Retinoic acid or vitamin A1 is involved in cardiogenesis signaling, with some evidence also indicating an association between this vitamin and CVDs. A study in Finland on an adult male population found that decreased levels of β-carotene, as a precursor to vitamin A, were linked with a higher rate of cardiovascular deaths, particularly in cigarette smokers (Karppi et al., 2012). Another study linked lower blood retinoic acid concentrations with a higher risk of death among coronary artery disease patients (Liu et al., 2016). In contrast, the Alpha-Tocopherol, Beta-Carotene Cancer Prevention (ATBC) long-term (five to eight years) cohort study on 23,144 male smokers found that α-tocopherol (50 mg per day) and/or β-carotene (20 mg per day) supplementation exerted no impact on the occurrence of myocardial infarction or cardiovascular-related death (Lee et al., 1999).

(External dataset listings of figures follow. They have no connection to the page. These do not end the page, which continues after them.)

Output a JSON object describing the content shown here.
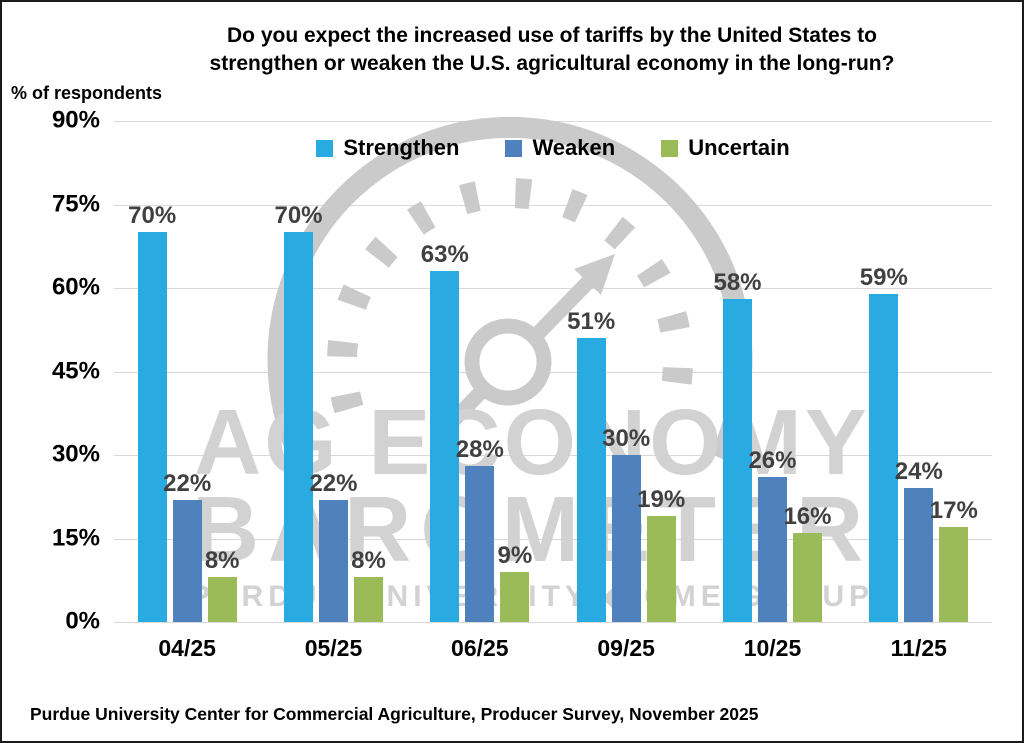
{
  "page": {
    "title": "Do you expect the increased use of tariffs by the United States to\nstrengthen or weaken the U.S. agricultural economy in the long-run?",
    "y_axis_label": "% of respondents",
    "footer": "Purdue University Center for Commercial Agriculture, Producer Survey, November 2025"
  },
  "watermark": {
    "line1": "AG ECONOMY",
    "line2": "BAROMETER",
    "line3": "PURDUE UNIVERSITY ◆ CME GROUP",
    "text_color": "#D2D2D2",
    "gauge_color": "#CACACA"
  },
  "chart_data": {
    "type": "bar",
    "title": "Do you expect the increased use of tariffs by the United States to strengthen or weaken the U.S. agricultural economy in the long-run?",
    "xlabel": "",
    "ylabel": "% of respondents",
    "categories": [
      "04/25",
      "05/25",
      "06/25",
      "09/25",
      "10/25",
      "11/25"
    ],
    "series": [
      {
        "name": "Strengthen",
        "color": "#29ABE2",
        "values": [
          70,
          70,
          63,
          51,
          58,
          59
        ]
      },
      {
        "name": "Weaken",
        "color": "#4F81BD",
        "values": [
          22,
          22,
          28,
          30,
          26,
          24
        ]
      },
      {
        "name": "Uncertain",
        "color": "#9BBB59",
        "values": [
          8,
          8,
          9,
          19,
          16,
          17
        ]
      }
    ],
    "data_label_format": "{value}%",
    "ylim": [
      0,
      90
    ],
    "ytick_step": 15,
    "yticks": [
      "90%",
      "75%",
      "60%",
      "45%",
      "30%",
      "15%",
      "0%"
    ],
    "grid": true,
    "gridline_color": "#D9D9D9",
    "data_label_color": "#404040",
    "legend_position": "top-center"
  }
}
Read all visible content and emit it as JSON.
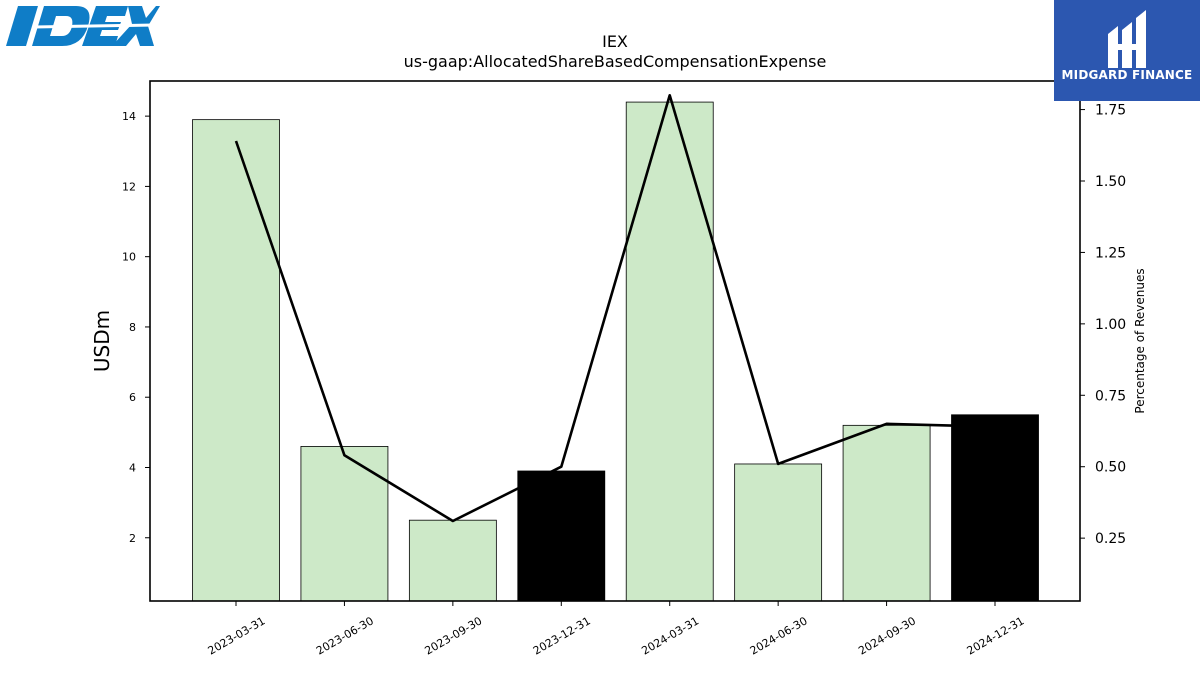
{
  "brand": {
    "logo_text": "IDEX",
    "logo_color": "#0f7dc7"
  },
  "watermark": {
    "text": "MIDGARD FINANCE",
    "bg_color": "#2c57b0"
  },
  "chart_data": {
    "type": "bar",
    "title": "IEX",
    "subtitle": "us-gaap:AllocatedShareBasedCompensationExpense",
    "categories": [
      "2023-03-31",
      "2023-06-30",
      "2023-09-30",
      "2023-12-31",
      "2024-03-31",
      "2024-06-30",
      "2024-09-30",
      "2024-12-31"
    ],
    "series": [
      {
        "values": [
          13.9,
          4.6,
          2.5,
          3.9,
          14.4,
          4.1,
          5.2,
          5.5
        ],
        "axis": "left",
        "colors": [
          "#cde9c8",
          "#cde9c8",
          "#cde9c8",
          "#000000",
          "#cde9c8",
          "#cde9c8",
          "#cde9c8",
          "#000000"
        ]
      },
      {
        "values": [
          1.64,
          0.54,
          0.31,
          0.5,
          1.8,
          0.51,
          0.65,
          0.64
        ],
        "axis": "right",
        "type": "line",
        "color": "#000000"
      }
    ],
    "ylabel": "USDm",
    "y2label": "Percentage of Revenues",
    "ylim": [
      0.2,
      15.0
    ],
    "y2lim": [
      0.03,
      1.85
    ],
    "yticks": [
      2,
      4,
      6,
      8,
      10,
      12,
      14
    ],
    "y2ticks": [
      0.25,
      0.5,
      0.75,
      1.0,
      1.25,
      1.5,
      1.75
    ],
    "grid": false,
    "legend": "none"
  }
}
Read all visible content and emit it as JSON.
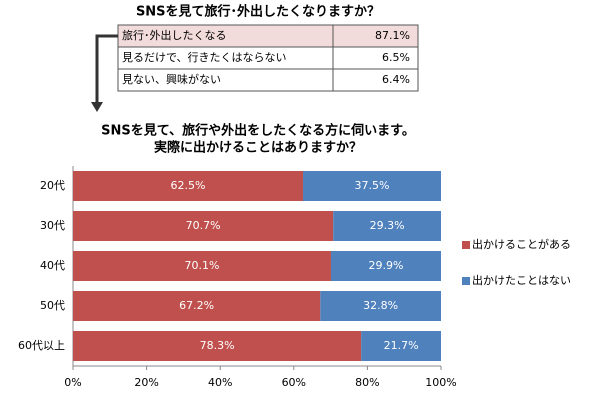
{
  "table": {
    "title": "SNSを見て旅行･外出したくなりますか？",
    "rows": [
      [
        "旅行･外出したくなる",
        "87.1%"
      ],
      [
        "見るだけで、行きたくはならない",
        "6.5%"
      ],
      [
        "見ない、興味がない",
        "6.4%"
      ]
    ]
  },
  "chart_data": {
    "type": "stacked_barh",
    "title": [
      "SNSを見て、旅行や外出をしたくなる方に伺います。",
      "実際に出かけることはありますか？"
    ],
    "categories": [
      "20代",
      "30代",
      "40代",
      "50代",
      "60代以上"
    ],
    "series": [
      {
        "name": "出かけることがある",
        "color": "#c0504d",
        "values": [
          62.5,
          70.7,
          70.1,
          67.2,
          78.3
        ],
        "value_labels": [
          "62.5%",
          "70.7%",
          "70.1%",
          "67.2%",
          "78.3%"
        ]
      },
      {
        "name": "出かけたことはない",
        "color": "#4f81bd",
        "values": [
          37.5,
          29.3,
          29.9,
          32.8,
          21.7
        ],
        "value_labels": [
          "37.5%",
          "29.3%",
          "29.9%",
          "32.8%",
          "21.7%"
        ]
      }
    ],
    "xlim": [
      0,
      100
    ],
    "xticks": [
      {
        "value": 0,
        "label": "0%"
      },
      {
        "value": 20,
        "label": "20%"
      },
      {
        "value": 40,
        "label": "40%"
      },
      {
        "value": 60,
        "label": "60%"
      },
      {
        "value": 80,
        "label": "80%"
      },
      {
        "value": 100,
        "label": "100%"
      }
    ],
    "grid": false,
    "legend": "right"
  }
}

Dietary antioxidant indices and risk of non-communicable diseases
The DAQ and DAI contain the six most potent dietary antioxidants. These antioxidants have been investigated alone and in combination with each other and with alternative micronutrients to determine their effects on CVD, tbut few studies have made use of the mentioned antioxidant indices. Here, we will briefly discuss our results in relation to the related literature.

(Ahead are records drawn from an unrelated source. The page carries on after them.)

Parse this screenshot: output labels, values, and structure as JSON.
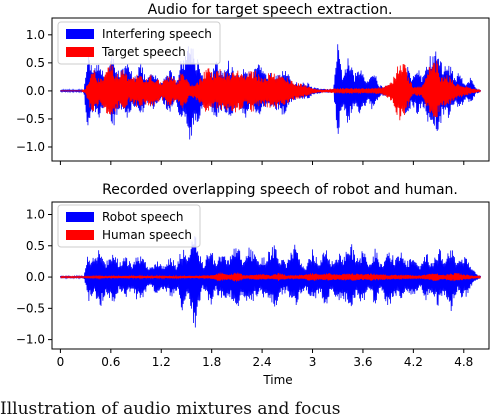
{
  "caption": "Illustration of audio mixtures and focus",
  "chart_data": [
    {
      "type": "line",
      "title": "Audio for target speech extraction.",
      "xlabel": "",
      "ylabel": "",
      "xlim": [
        -0.1,
        5.1
      ],
      "ylim": [
        -1.25,
        1.3
      ],
      "yticks": [
        {
          "v": -1.0,
          "label": "−1.0"
        },
        {
          "v": -0.5,
          "label": "−0.5"
        },
        {
          "v": 0.0,
          "label": "0.0"
        },
        {
          "v": 0.5,
          "label": "0.5"
        },
        {
          "v": 1.0,
          "label": "1.0"
        }
      ],
      "xticks": [
        0,
        0.6,
        1.2,
        1.8,
        2.4,
        3,
        3.6,
        4.2,
        4.8
      ],
      "show_xtick_labels": false,
      "legend_position": "upper-left",
      "series": [
        {
          "name": "Interfering speech",
          "color": "#0000ff",
          "envelope": [
            [
              0,
              0.02
            ],
            [
              0.28,
              0.02
            ],
            [
              0.32,
              0.75
            ],
            [
              0.4,
              0.45
            ],
            [
              0.45,
              0.5
            ],
            [
              0.55,
              0.3
            ],
            [
              0.62,
              0.7
            ],
            [
              0.7,
              0.35
            ],
            [
              0.8,
              0.5
            ],
            [
              0.88,
              0.28
            ],
            [
              0.95,
              0.55
            ],
            [
              1.02,
              0.22
            ],
            [
              1.1,
              0.35
            ],
            [
              1.2,
              0.15
            ],
            [
              1.3,
              0.45
            ],
            [
              1.38,
              0.2
            ],
            [
              1.42,
              0.5
            ],
            [
              1.5,
              0.75
            ],
            [
              1.55,
              1.0
            ],
            [
              1.6,
              0.65
            ],
            [
              1.66,
              0.6
            ],
            [
              1.7,
              0.2
            ],
            [
              1.78,
              0.3
            ],
            [
              1.85,
              0.55
            ],
            [
              1.92,
              0.35
            ],
            [
              2.0,
              0.55
            ],
            [
              2.1,
              0.3
            ],
            [
              2.2,
              0.5
            ],
            [
              2.28,
              0.3
            ],
            [
              2.35,
              0.5
            ],
            [
              2.45,
              0.3
            ],
            [
              2.55,
              0.35
            ],
            [
              2.65,
              0.45
            ],
            [
              2.75,
              0.2
            ],
            [
              2.82,
              0.15
            ],
            [
              2.9,
              0.15
            ],
            [
              2.95,
              0.15
            ],
            [
              3.0,
              0.07
            ],
            [
              3.1,
              0.04
            ],
            [
              3.25,
              0.03
            ],
            [
              3.3,
              0.85
            ],
            [
              3.36,
              0.3
            ],
            [
              3.42,
              0.6
            ],
            [
              3.5,
              0.3
            ],
            [
              3.58,
              0.45
            ],
            [
              3.65,
              0.2
            ],
            [
              3.72,
              0.4
            ],
            [
              3.8,
              0.1
            ],
            [
              3.9,
              0.1
            ],
            [
              4.0,
              0.15
            ],
            [
              4.08,
              0.3
            ],
            [
              4.12,
              0.5
            ],
            [
              4.18,
              0.25
            ],
            [
              4.25,
              0.45
            ],
            [
              4.3,
              0.25
            ],
            [
              4.38,
              0.6
            ],
            [
              4.45,
              0.7
            ],
            [
              4.5,
              0.8
            ],
            [
              4.55,
              0.4
            ],
            [
              4.62,
              0.55
            ],
            [
              4.7,
              0.25
            ],
            [
              4.75,
              0.35
            ],
            [
              4.82,
              0.15
            ],
            [
              4.88,
              0.25
            ],
            [
              4.95,
              0.05
            ],
            [
              5.0,
              0.02
            ]
          ]
        },
        {
          "name": "Target speech",
          "color": "#ff0000",
          "envelope": [
            [
              0,
              0.0
            ],
            [
              0.25,
              0.0
            ],
            [
              0.3,
              0.05
            ],
            [
              0.38,
              0.45
            ],
            [
              0.45,
              0.25
            ],
            [
              0.52,
              0.35
            ],
            [
              0.6,
              0.5
            ],
            [
              0.68,
              0.3
            ],
            [
              0.75,
              0.4
            ],
            [
              0.82,
              0.2
            ],
            [
              0.9,
              0.3
            ],
            [
              1.0,
              0.25
            ],
            [
              1.1,
              0.3
            ],
            [
              1.2,
              0.15
            ],
            [
              1.3,
              0.3
            ],
            [
              1.38,
              0.18
            ],
            [
              1.45,
              0.35
            ],
            [
              1.55,
              0.1
            ],
            [
              1.65,
              0.2
            ],
            [
              1.75,
              0.45
            ],
            [
              1.82,
              0.3
            ],
            [
              1.9,
              0.4
            ],
            [
              2.0,
              0.35
            ],
            [
              2.1,
              0.4
            ],
            [
              2.2,
              0.3
            ],
            [
              2.3,
              0.4
            ],
            [
              2.4,
              0.25
            ],
            [
              2.5,
              0.35
            ],
            [
              2.6,
              0.3
            ],
            [
              2.7,
              0.25
            ],
            [
              2.8,
              0.15
            ],
            [
              2.95,
              0.1
            ],
            [
              3.0,
              0.05
            ],
            [
              3.1,
              0.02
            ],
            [
              3.3,
              0.05
            ],
            [
              3.5,
              0.05
            ],
            [
              3.7,
              0.05
            ],
            [
              3.85,
              0.08
            ],
            [
              3.95,
              0.2
            ],
            [
              4.02,
              0.5
            ],
            [
              4.08,
              0.6
            ],
            [
              4.12,
              0.35
            ],
            [
              4.2,
              0.08
            ],
            [
              4.3,
              0.1
            ],
            [
              4.4,
              0.5
            ],
            [
              4.48,
              0.6
            ],
            [
              4.52,
              0.25
            ],
            [
              4.6,
              0.3
            ],
            [
              4.7,
              0.15
            ],
            [
              4.8,
              0.1
            ],
            [
              4.9,
              0.05
            ],
            [
              5.0,
              0.01
            ]
          ]
        }
      ]
    },
    {
      "type": "line",
      "title": "Recorded overlapping speech of robot and human.",
      "xlabel": "Time",
      "ylabel": "",
      "xlim": [
        -0.1,
        5.1
      ],
      "ylim": [
        -1.15,
        1.2
      ],
      "yticks": [
        {
          "v": -1.0,
          "label": "−1.0"
        },
        {
          "v": -0.5,
          "label": "−0.5"
        },
        {
          "v": 0.0,
          "label": "0.0"
        },
        {
          "v": 0.5,
          "label": "0.5"
        },
        {
          "v": 1.0,
          "label": "1.0"
        }
      ],
      "xticks": [
        0,
        0.6,
        1.2,
        1.8,
        2.4,
        3,
        3.6,
        4.2,
        4.8
      ],
      "show_xtick_labels": true,
      "legend_position": "upper-left",
      "series": [
        {
          "name": "Robot speech",
          "color": "#0000ff",
          "envelope": [
            [
              0,
              0.02
            ],
            [
              0.28,
              0.02
            ],
            [
              0.33,
              0.4
            ],
            [
              0.4,
              0.3
            ],
            [
              0.48,
              0.5
            ],
            [
              0.55,
              0.25
            ],
            [
              0.62,
              0.45
            ],
            [
              0.7,
              0.25
            ],
            [
              0.78,
              0.35
            ],
            [
              0.85,
              0.2
            ],
            [
              0.92,
              0.4
            ],
            [
              1.0,
              0.3
            ],
            [
              1.08,
              0.15
            ],
            [
              1.15,
              0.3
            ],
            [
              1.22,
              0.2
            ],
            [
              1.32,
              0.35
            ],
            [
              1.38,
              0.2
            ],
            [
              1.45,
              0.55
            ],
            [
              1.5,
              0.3
            ],
            [
              1.55,
              0.5
            ],
            [
              1.6,
              0.9
            ],
            [
              1.65,
              0.45
            ],
            [
              1.7,
              0.2
            ],
            [
              1.78,
              0.5
            ],
            [
              1.85,
              0.25
            ],
            [
              1.92,
              0.4
            ],
            [
              2.0,
              0.3
            ],
            [
              2.1,
              0.55
            ],
            [
              2.18,
              0.3
            ],
            [
              2.25,
              0.5
            ],
            [
              2.35,
              0.3
            ],
            [
              2.45,
              0.35
            ],
            [
              2.55,
              0.55
            ],
            [
              2.62,
              0.3
            ],
            [
              2.7,
              0.25
            ],
            [
              2.78,
              0.55
            ],
            [
              2.85,
              0.3
            ],
            [
              2.92,
              0.2
            ],
            [
              3.0,
              0.45
            ],
            [
              3.08,
              0.25
            ],
            [
              3.15,
              0.5
            ],
            [
              3.22,
              0.25
            ],
            [
              3.3,
              0.4
            ],
            [
              3.38,
              0.35
            ],
            [
              3.45,
              0.6
            ],
            [
              3.52,
              0.3
            ],
            [
              3.6,
              0.45
            ],
            [
              3.68,
              0.2
            ],
            [
              3.75,
              0.5
            ],
            [
              3.82,
              0.2
            ],
            [
              3.9,
              0.5
            ],
            [
              3.98,
              0.3
            ],
            [
              4.05,
              0.45
            ],
            [
              4.12,
              0.25
            ],
            [
              4.2,
              0.35
            ],
            [
              4.28,
              0.15
            ],
            [
              4.35,
              0.4
            ],
            [
              4.42,
              0.25
            ],
            [
              4.5,
              0.5
            ],
            [
              4.58,
              0.3
            ],
            [
              4.65,
              0.55
            ],
            [
              4.72,
              0.25
            ],
            [
              4.8,
              0.4
            ],
            [
              4.88,
              0.2
            ],
            [
              4.95,
              0.05
            ],
            [
              5.0,
              0.02
            ]
          ]
        },
        {
          "name": "Human speech",
          "color": "#ff0000",
          "envelope": [
            [
              0,
              0.01
            ],
            [
              0.3,
              0.01
            ],
            [
              0.5,
              0.02
            ],
            [
              1.0,
              0.02
            ],
            [
              1.5,
              0.02
            ],
            [
              1.8,
              0.03
            ],
            [
              1.9,
              0.08
            ],
            [
              2.0,
              0.04
            ],
            [
              2.1,
              0.08
            ],
            [
              2.2,
              0.03
            ],
            [
              2.4,
              0.05
            ],
            [
              2.5,
              0.03
            ],
            [
              2.6,
              0.07
            ],
            [
              2.7,
              0.03
            ],
            [
              2.9,
              0.04
            ],
            [
              3.0,
              0.07
            ],
            [
              3.1,
              0.04
            ],
            [
              3.2,
              0.07
            ],
            [
              3.3,
              0.05
            ],
            [
              3.45,
              0.06
            ],
            [
              3.6,
              0.05
            ],
            [
              3.7,
              0.06
            ],
            [
              3.9,
              0.04
            ],
            [
              4.0,
              0.04
            ],
            [
              4.3,
              0.03
            ],
            [
              4.45,
              0.07
            ],
            [
              4.55,
              0.04
            ],
            [
              4.7,
              0.07
            ],
            [
              4.8,
              0.05
            ],
            [
              4.95,
              0.02
            ],
            [
              5.0,
              0.01
            ]
          ]
        }
      ]
    }
  ]
}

According to a multi-adjusted model, the DAI had a significant effect on minimizing CVD risk (Vahid et al.). Furthermore, one investigation examined the relationship of the DAQS with cardiovascular fitness and blood pressure, revealing a marked rise in maximum oxygen uptake when moving from the lower to upper DAQS tertiles with and without adjusting for confounding variables. It also showed a non-significant increase in blood pressure in the top DAQS tertile, after adjusting for confounders(Shahinfar et al., 2020a). Anotherinvestigation established a significant association between gastric neoplasms and poor dietary antioxidant indices, highlighting the need for nutritional antioxidants (Vahid et al., 2020). Furthermore, another study found that the risk of multiple sclerosis was double in individuals with low DAI values. That study found an important dose-response pattern, concluding that adequate dietary antioxidant intake might reduce the risk of developing multiple sclerosis (Abdollahpour et al., 2020). Finally, lower odds of having non-alcoholic fatty liver disease were associated with higher DAI values with and without adjustments for confounding variables (Vahid et al., 2021a). These results highlight the same pattern as that observed in our study, indicating that dietary antioxidants work together to reduce the risk of many non-communicable diseases.
Limitation
One limitation of our study is the indices; we did not consider some of non-nutritive antioxidant like carotenoids or polyphenols with anti-oxidant properties and just considered some major antioxidants. Another limitation was the cross-sectional design of the study of the baseline data collection for a population-based cohort, that cannot represent causal effects of the variables.